The chemical essence of all antibodies, most enzymes and some hormones is protein.
4. (Shanghai Pudong New Area 20 10 College Entrance Examination Forecast) The following figure shows the relationship between chromosomes, DNA and genes. The description of their relationship is wrong.
A. each chromosome contains 1 or 2 DNA molecules, and the DNA molecules contain multiple genes.
B can be copied, separated and spread, and the behavior is consistent.
C. all three are genetic materials in biological cells.
The behavior of D chromosome determines the behavior of DNA and genes in biological pedigree.
5. (Senior Three Quality Test in Xiamen, Fujian Province, 20 10) The following figure shows part of the process of intracellular protein synthesis, and the related statement is incorrect.
The synthesis of C may be controlled by more than one gene.
B. There is no transmission of genetic information in the graphic process.
C. process a is only carried out on ribosomes.
Both d a and b contain the start codon.
6. The curve on the right shows the reaction rate catalyzed by enzyme A and enzyme B in a certain pH range. The following options are incorrect.
A. When pH is 5, the reaction rate catalyzed by enzyme A and enzyme B is equal.
B. at pH 4, enzyme a is more active than enzyme B.
C. enzyme a exists in gastric juice.
D. in the experiment of studying the catalytic reaction rate of enzyme a and enzyme b, it is necessary to keep the temperature constant during the reaction.
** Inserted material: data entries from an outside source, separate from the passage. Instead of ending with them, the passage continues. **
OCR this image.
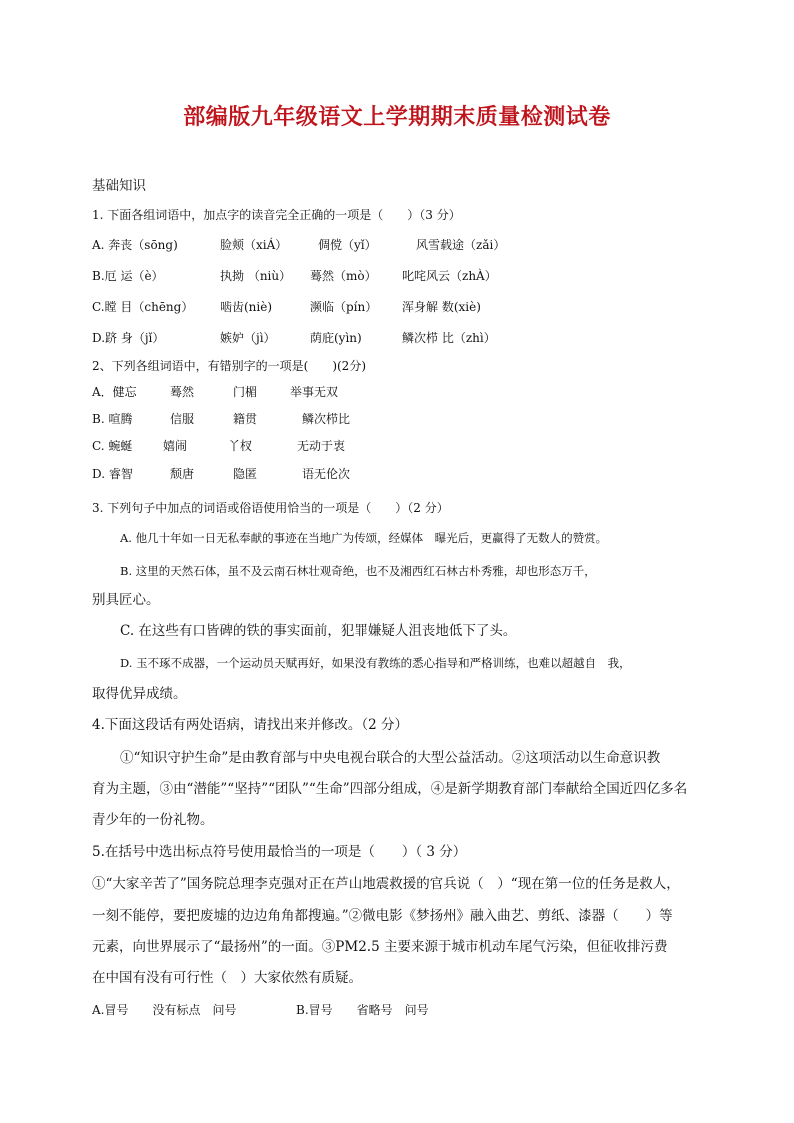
部编版九年级语文上学期期末质量检测试卷
基础知识
1. 下面各组词语中，加点字的读音完全正确的一项是（　　）（3 分）
A. 奔丧（sōng)	脸颊（xiÁ）	倜傥（yǐ）	风雪载途（zǎi）
B.厄 运（è）	执拗 （niù） 蓦然（mò） 叱咤风云（zhÀ）
C.瞠 目（chēng） 啮齿(niè)	濒临（pín） 浑身解 数(xiè)
D.跻 身（jǐ）	嫉妒（jì）	荫庇(yìn)	鳞次栉 比（zhì）
2、下列各组词语中，有错别字的一项是(　　)(2分)
A．健忘	蓦然	门楣	举事无双
B. 喧腾	信服	籍贯	鳞次栉比
C. 蜿蜒	嬉闹	丫杈	无动于衷
D. 睿智	颓唐	隐匿	语无伦次
3. 下列句子中加点的词语或俗语使用恰当的一项是（　　）（2 分）
A. 他几十年如一日无私奉献的事迹在当地广为传颂，经媒体　曝光后，更赢得了无数人的赞赏。
B. 这里的天然石体，虽不及云南石林壮观奇绝，也不及湘西红石林古朴秀雅，却也形态万千，
别具匠心。
C. 在这些有口皆碑的铁的事实面前，犯罪嫌疑人沮丧地低下了头。
D. 玉不琢不成器，一个运动员天赋再好，如果没有教练的悉心指导和严格训练，也难以超越自　我，
取得优异成绩。
4.下面这段话有两处语病，请找出来并修改。（2 分）
①“知识守护生命”是由教育部与中央电视台联合的大型公益活动。②这项活动以生命意识教
育为主题，③由“潜能”“坚持”“团队”“生命”四部分组成，④是新学期教育部门奉献给全国近四亿多名
青少年的一份礼物。
5.在括号中选出标点符号使用最恰当的一项是（　　）（ 3 分）
①“大家辛苦了”国务院总理李克强对正在芦山地震救援的官兵说（　）“现在第一位的任务是救人，
一刻不能停，要把废墟的边边角角都搜遍。”②微电影《梦扬州》融入曲艺、剪纸、漆器（　　）等
元素，向世界展示了“最扬州”的一面。③PM2.5 主要来源于城市机动车尾气污染，但征收排污费
在中国有没有可行性（　）大家依然有质疑。
A.冒号　　没有标点　问号	B.冒号　　省略号　问号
7. (Ningbo City, Zhejiang Province, 2010) The antigens of Salmonella A and B are different. Mice were injected with two kinds of salmonella at the same time. After a period of time, plasma cells were isolated from rats and each plasma cell was cultured in a culture medium. The serum of rats (antibodies mainly exist in serum in vivo) and the separate culture medium of plasma cells were extracted and preserved respectively. The most likely phenomenon in subsequent experiments is
A. When cultures of different plasma cells are mixed together, a specific immune response will occur.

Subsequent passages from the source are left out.